Ein paar Minuten später spielen sich in anderen freigewordenen Lücken in der Nähe ähnliche Szenen ab: Mal wird aus einem Lastenfahrrad ein Büchertisch mit Literatur rund ums Rad, mal wird eine Parkbucht zum Mini-Strand mit Surfbrett, selbst gebastelter Palme – und natürlich einem Fahrrad. Am Ende werden ein knappes Dutzend Parklücken auf diese Weise umfunktioniert sein. Zu der ungewöhnlichen Aktion passen sehr schön auch die mürrisch dreinblickenden Autofahrer, die eine Runde nach der anderen drehen, auf der Suche nach einem Parkplatz.
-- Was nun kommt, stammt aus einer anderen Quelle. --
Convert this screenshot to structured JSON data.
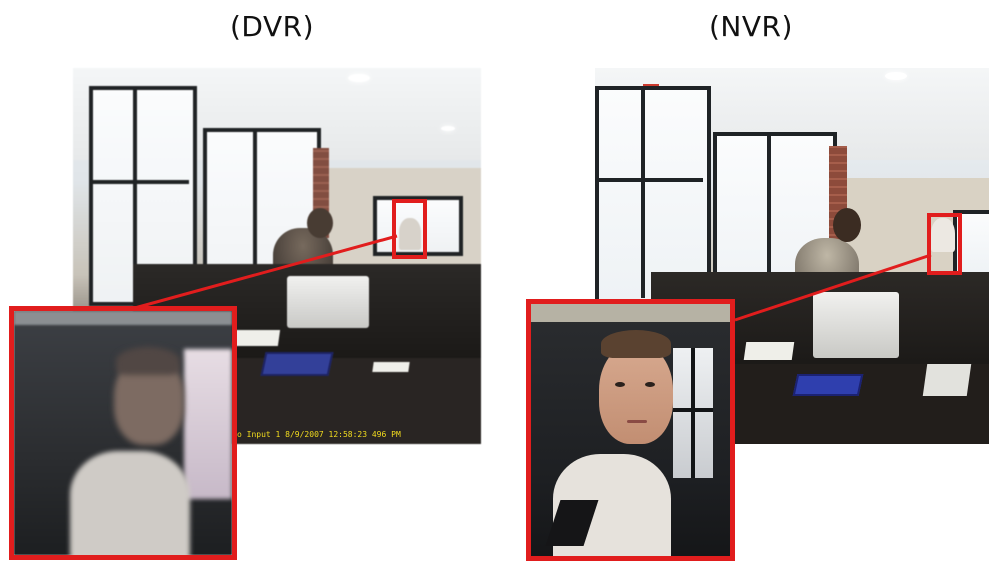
{
  "panels": [
    {
      "id": "dvr",
      "title": "(DVR)",
      "overlay_text": "o Input 1 8/9/2007 12:58:23 496 PM"
    },
    {
      "id": "nvr",
      "title": "(NVR)"
    }
  ],
  "colors": {
    "highlight": "#e11d1d",
    "timestamp": "#f2dc1e",
    "background": "#ffffff"
  }
}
Urbaner Strand statt Parklücke

Hinter der Aktion steckt der Parking Day, eine Initiative aus San Francisco. Dort hatten Fahrrad-Freaks 2005 temporär einen öffentlichen Parkplatz besetzt. Die Idee machte die Runde und wurde schließlich so populär, dass die Macher im Jahr 2011 beim Stand von 162 Städten in 35 Ländern aufhörten mitzuzählen. Inzwischen hat sich der dritte Freitag im September weltweit als Parking Day etabliert.
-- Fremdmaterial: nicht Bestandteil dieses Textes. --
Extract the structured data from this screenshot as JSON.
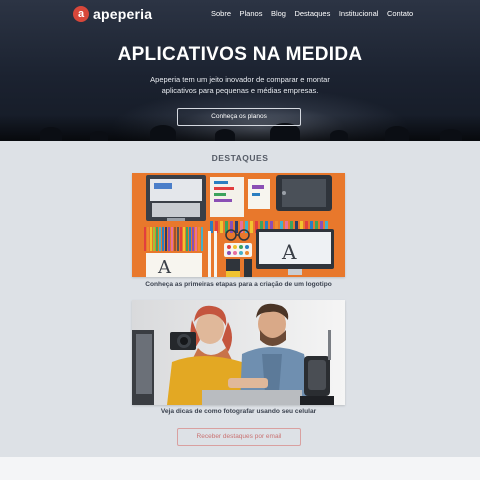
{
  "brand": {
    "logo_letter": "a",
    "name": "apeperia",
    "accent": "#d8473a"
  },
  "nav": [
    "Sobre",
    "Planos",
    "Blog",
    "Destaques",
    "Institucional",
    "Contato"
  ],
  "hero": {
    "title": "APLICATIVOS NA MEDIDA",
    "subtitle_line1": "Apeperia tem um jeito inovador de comparar e montar",
    "subtitle_line2": "aplicativos para pequenas e médias empresas.",
    "button": "Conheça os planos"
  },
  "highlights": {
    "title": "DESTAQUES",
    "cards": [
      {
        "caption": "Conheça as primeiras etapas para a criação de um logotipo",
        "image": "designer-desk-illustration"
      },
      {
        "caption": "Veja dicas de como fotografar usando seu celular",
        "image": "photographers-photo"
      }
    ],
    "email_button": "Receber destaques por email"
  }
}
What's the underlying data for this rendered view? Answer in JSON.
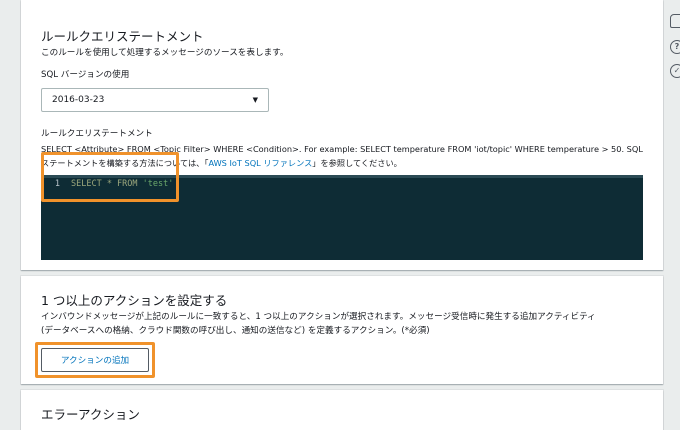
{
  "rule_query": {
    "title": "ルールクエリステートメント",
    "description": "このルールを使用して処理するメッセージのソースを表します。",
    "sql_version_label": "SQL バージョンの使用",
    "sql_version_value": "2016-03-23",
    "statement_label": "ルールクエリステートメント",
    "help_line1": "SELECT <Attribute> FROM <Topic Filter> WHERE <Condition>. For example: SELECT temperature FROM 'iot/topic' WHERE temperature > 50. SQL",
    "help_line2_pre": "ステートメントを構築する方法については、「",
    "help_link": "AWS IoT SQL リファレンス",
    "help_line2_post": "」を参照してください。",
    "editor": {
      "line_number": "1",
      "code_keyword1": "SELECT * FROM ",
      "code_string": "'test'"
    }
  },
  "actions": {
    "title": "1 つ以上のアクションを設定する",
    "description_line1": "インバウンドメッセージが上記のルールに一致すると、1 つ以上のアクションが選択されます。メッセージ受信時に発生する追加アクティビティ",
    "description_line2": "(データベースへの格納、クラウド関数の呼び出し、通知の送信など) を定義するアクション。(*必須)",
    "add_button": "アクションの追加"
  },
  "error_action": {
    "title": "エラーアクション"
  },
  "side_icons": [
    "bell-icon",
    "help-icon",
    "check-circle-icon"
  ],
  "colors": {
    "highlight": "#f0922b",
    "link": "#0073bb",
    "editor_bg": "#0e2c35"
  }
}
„Wir wollen zeigen, wie schön Straßen sein könnten, wenn dort nicht so viele Autos parken würden“, sagt Sascha Möllering von der Agentur Berlin on Bike. Er verweist darauf, dass die Abstellfläche aller Berliner Autos dreimal die Fläche des gesamten Tempelhofer Feldes beträgt. „Darauf wollen wir aufmerksam machen“, sagt er.

„Als ich 1992 in diese Gegend gezogen bin, gab es viel weniger Autos. In den Nebenstraßen haben Kinder auf der Fahrbahn gespielt“, erzählt Alev Yerinc. Die Kulturwissenschaftlerin hat direkt vor der Gethsemane-Kirche ihre Parklücke zum urbanen Strand umfunktioniert. „Reclaim the streets!“, hat sie auf ein Schild geschrieben – die Menschen, in diesem Fall offenbar vertreten durch Radfahrer, sollten sich von den Autos die Straßen zurückerobern. Das klingt revolutionär, soll es aber angeblich gar nicht sein. Es gehe nicht um vordergründige politische Forderungen, es sei eher ein Happening – „und natürlich ein Experiment“, sagt Alev Yerinc.

Nach gut einer Stunde steht das Experiment auf der Probe, als Polizisten und Mitarbeiter des Ordnungsamtes aufkreuzen. Ein genervter Autofahrer beschwert sich bei einer Beamtin. Er suche seit 20 Minuten einen Parkplatz. Was eigentlich diese Leute mit ihren Rädern da machten? Dürfen die das? „Ja, die dürfen hier stehen“, sagt die Polizistin. „Die haben ein Parkticket gezogen.“ Entscheidend sei, dass in jeder Parklücke auch tatsächlich ein Fahrrad stehe. Dann sei dies legal.